Analysts also highlighted Medvedev’s proposal to consider “any crime committed by a policeman or a law enforcement agent an aggravated circumstance.” The president has found “the optimal legal formula,” Vladimir Vasilyev, head of the State Duma Security Committee, told Kommersant daily.

However, many observers are rather skeptical about this measure as many police officers who commit crimes are usually dismissed before they get accused. Moreover, there are already enough legal regulations that make it possible to charge a policeman, Andrey Babushkin, chairman of the For Civil Rights public committee, told the daily.

The problem is that now such crimes are not investigated properly “and there is no mechanism of control over such investigations,” Babushkin stressed.

Lev Ponomarev, a prominent human rights activist, welcomed the dismissals of top “bureaucrats” in the Interior Ministry, but stressed that reform should concern officers in regional directorates too. “It is not top officials who burst into a supermarket while being drunk and stage massacre there,” he told Gazeta, referring to the accident with Major Denis Yevsyukov.

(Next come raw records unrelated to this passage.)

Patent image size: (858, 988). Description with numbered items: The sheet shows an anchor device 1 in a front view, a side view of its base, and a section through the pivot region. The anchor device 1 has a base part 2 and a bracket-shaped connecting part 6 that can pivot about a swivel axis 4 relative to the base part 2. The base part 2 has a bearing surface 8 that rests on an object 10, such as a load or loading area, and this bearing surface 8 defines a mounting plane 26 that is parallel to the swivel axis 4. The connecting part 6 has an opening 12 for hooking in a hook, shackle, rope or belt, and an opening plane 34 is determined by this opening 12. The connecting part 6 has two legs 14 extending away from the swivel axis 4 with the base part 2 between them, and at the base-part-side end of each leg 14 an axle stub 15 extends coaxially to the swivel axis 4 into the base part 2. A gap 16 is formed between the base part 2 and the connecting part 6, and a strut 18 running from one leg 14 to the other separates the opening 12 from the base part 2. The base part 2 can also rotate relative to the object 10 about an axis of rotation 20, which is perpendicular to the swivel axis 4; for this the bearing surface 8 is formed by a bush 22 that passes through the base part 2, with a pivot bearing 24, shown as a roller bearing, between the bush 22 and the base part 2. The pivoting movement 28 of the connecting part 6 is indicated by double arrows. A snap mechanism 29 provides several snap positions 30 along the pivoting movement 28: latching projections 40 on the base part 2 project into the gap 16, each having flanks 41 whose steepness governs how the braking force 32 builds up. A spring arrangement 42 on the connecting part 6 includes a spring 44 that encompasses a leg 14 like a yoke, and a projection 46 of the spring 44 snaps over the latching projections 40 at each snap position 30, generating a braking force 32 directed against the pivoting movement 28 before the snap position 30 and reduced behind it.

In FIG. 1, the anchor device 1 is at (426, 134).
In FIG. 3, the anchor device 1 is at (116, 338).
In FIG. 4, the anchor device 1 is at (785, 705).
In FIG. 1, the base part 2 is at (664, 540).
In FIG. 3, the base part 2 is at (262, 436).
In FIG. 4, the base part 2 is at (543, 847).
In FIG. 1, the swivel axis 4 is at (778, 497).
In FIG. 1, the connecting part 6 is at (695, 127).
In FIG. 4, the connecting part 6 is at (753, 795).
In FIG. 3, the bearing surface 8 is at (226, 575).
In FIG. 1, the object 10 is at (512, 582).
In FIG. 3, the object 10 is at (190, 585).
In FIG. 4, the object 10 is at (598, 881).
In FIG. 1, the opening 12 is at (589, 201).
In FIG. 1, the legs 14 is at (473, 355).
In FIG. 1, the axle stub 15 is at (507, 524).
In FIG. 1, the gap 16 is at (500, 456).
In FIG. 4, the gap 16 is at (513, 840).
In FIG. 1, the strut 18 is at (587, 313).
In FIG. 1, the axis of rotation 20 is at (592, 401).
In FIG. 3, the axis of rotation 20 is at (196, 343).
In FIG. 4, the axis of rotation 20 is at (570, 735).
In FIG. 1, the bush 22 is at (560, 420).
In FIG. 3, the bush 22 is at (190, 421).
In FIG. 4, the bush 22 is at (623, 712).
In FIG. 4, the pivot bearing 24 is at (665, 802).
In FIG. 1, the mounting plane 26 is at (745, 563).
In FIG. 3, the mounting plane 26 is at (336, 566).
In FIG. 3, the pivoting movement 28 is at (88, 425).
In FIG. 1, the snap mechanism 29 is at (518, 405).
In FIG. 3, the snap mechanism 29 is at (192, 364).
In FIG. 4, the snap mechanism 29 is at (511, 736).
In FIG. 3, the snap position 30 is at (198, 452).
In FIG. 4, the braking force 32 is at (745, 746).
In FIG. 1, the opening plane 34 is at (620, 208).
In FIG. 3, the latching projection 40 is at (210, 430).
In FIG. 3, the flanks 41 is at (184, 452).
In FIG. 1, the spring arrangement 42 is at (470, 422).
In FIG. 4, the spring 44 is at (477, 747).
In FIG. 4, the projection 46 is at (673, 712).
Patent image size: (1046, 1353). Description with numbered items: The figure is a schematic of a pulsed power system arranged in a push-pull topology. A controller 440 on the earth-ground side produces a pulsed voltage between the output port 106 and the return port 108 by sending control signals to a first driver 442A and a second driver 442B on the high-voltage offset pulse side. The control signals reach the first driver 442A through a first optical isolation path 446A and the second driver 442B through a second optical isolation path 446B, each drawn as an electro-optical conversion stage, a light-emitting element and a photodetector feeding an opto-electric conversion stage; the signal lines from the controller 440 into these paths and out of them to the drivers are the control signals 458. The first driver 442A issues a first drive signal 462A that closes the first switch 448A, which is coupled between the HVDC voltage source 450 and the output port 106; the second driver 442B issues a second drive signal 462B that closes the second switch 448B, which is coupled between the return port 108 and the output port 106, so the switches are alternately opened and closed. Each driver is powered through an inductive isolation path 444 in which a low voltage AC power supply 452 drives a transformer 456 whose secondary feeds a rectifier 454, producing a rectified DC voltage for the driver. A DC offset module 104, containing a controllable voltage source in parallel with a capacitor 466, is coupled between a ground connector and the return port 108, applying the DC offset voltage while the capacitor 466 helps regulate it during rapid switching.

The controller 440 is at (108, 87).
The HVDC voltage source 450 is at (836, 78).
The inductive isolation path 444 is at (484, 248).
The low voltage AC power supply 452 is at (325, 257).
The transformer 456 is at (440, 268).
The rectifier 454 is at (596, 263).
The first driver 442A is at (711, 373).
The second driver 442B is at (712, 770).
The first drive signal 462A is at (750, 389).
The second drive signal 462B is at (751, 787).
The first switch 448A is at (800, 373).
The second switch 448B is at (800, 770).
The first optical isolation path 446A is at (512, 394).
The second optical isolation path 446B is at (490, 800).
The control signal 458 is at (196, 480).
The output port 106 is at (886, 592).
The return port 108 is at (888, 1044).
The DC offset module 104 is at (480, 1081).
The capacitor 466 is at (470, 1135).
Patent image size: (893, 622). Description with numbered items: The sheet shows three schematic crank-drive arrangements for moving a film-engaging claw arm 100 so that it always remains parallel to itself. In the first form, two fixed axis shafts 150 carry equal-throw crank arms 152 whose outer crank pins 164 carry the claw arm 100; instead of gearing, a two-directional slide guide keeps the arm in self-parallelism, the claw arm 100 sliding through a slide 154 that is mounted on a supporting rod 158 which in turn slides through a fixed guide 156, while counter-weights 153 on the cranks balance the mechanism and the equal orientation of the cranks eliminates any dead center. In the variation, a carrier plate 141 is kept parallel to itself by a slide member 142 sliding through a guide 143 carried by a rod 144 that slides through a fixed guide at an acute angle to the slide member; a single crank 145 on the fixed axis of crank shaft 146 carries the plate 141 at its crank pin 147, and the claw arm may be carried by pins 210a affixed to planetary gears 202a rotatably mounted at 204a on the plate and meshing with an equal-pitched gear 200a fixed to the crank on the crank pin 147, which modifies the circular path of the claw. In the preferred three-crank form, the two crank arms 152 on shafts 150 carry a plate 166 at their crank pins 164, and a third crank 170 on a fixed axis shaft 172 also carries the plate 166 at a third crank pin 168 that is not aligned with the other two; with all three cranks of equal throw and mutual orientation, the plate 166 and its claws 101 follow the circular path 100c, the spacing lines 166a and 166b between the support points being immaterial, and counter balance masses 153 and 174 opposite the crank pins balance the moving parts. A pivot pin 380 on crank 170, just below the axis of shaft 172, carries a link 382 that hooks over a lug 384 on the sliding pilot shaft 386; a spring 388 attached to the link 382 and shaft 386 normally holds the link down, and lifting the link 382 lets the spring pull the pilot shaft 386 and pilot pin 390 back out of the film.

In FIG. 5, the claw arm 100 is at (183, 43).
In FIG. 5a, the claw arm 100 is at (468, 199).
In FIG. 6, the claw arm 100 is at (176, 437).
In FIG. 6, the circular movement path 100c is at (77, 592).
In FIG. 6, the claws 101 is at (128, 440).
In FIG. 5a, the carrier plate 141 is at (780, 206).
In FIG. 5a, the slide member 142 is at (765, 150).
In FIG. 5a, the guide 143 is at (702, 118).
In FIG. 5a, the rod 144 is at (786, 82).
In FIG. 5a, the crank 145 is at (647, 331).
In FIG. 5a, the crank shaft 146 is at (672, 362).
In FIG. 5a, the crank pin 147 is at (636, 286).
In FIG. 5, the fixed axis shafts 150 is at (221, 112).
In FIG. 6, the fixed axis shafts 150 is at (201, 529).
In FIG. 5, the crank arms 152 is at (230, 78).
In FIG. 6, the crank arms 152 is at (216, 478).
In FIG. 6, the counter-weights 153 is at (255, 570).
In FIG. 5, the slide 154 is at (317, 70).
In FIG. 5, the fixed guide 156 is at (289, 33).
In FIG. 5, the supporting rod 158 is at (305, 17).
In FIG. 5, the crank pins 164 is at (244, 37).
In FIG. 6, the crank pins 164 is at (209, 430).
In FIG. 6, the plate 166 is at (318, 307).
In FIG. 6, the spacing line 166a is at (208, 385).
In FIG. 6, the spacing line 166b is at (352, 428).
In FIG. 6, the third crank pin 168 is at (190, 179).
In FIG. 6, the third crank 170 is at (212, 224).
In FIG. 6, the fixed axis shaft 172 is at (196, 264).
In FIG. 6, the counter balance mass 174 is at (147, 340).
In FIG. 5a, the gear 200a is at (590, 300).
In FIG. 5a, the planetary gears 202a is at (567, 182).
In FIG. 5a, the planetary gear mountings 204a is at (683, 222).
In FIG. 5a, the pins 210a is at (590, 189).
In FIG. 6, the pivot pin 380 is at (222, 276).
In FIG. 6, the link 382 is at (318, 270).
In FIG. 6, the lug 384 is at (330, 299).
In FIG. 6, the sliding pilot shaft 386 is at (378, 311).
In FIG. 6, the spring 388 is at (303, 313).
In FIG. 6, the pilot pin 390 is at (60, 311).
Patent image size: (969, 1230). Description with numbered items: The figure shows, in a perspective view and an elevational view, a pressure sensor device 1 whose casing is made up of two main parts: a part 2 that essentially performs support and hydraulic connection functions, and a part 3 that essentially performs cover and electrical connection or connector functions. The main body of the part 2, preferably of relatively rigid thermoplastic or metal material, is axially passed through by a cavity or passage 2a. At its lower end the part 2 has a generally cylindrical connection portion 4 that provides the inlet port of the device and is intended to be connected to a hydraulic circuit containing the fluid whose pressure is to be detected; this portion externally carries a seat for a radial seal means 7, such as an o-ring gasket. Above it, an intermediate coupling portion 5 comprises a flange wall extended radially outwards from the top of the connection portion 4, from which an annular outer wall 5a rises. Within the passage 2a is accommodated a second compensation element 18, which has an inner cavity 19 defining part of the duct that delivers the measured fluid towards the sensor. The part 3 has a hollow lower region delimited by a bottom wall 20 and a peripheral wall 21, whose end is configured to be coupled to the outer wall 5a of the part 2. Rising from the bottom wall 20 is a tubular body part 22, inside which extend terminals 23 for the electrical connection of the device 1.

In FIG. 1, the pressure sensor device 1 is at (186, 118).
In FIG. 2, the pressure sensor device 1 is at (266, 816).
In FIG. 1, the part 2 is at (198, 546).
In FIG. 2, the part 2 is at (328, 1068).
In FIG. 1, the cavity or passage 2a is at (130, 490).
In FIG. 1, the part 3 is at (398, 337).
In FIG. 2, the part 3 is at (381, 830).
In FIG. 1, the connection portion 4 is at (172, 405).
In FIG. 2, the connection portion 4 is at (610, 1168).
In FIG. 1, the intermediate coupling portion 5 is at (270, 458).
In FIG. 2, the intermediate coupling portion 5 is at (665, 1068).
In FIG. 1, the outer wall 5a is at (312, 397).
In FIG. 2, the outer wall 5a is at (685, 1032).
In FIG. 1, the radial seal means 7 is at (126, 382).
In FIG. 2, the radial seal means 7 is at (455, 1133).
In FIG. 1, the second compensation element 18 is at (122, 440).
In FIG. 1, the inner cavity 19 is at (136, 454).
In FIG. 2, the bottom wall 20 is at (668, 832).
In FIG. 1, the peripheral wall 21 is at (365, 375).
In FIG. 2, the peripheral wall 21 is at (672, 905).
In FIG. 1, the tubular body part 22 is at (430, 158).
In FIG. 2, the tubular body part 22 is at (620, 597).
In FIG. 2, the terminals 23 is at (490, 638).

“The country has not seen such a large-scale reform of a law enforcement agency,” Nezavisimaya Gazeta said, calling the measures proposed by Medvedev “unprecedented”. At the same time, the situation in the Interior Ministry is similar to that in other executive bodies, the paper quoted deputy Aleksandr Moskalets as saying. They also have big staffs and tend “to fulfill their internal functions rather than implement their tasks,” he said.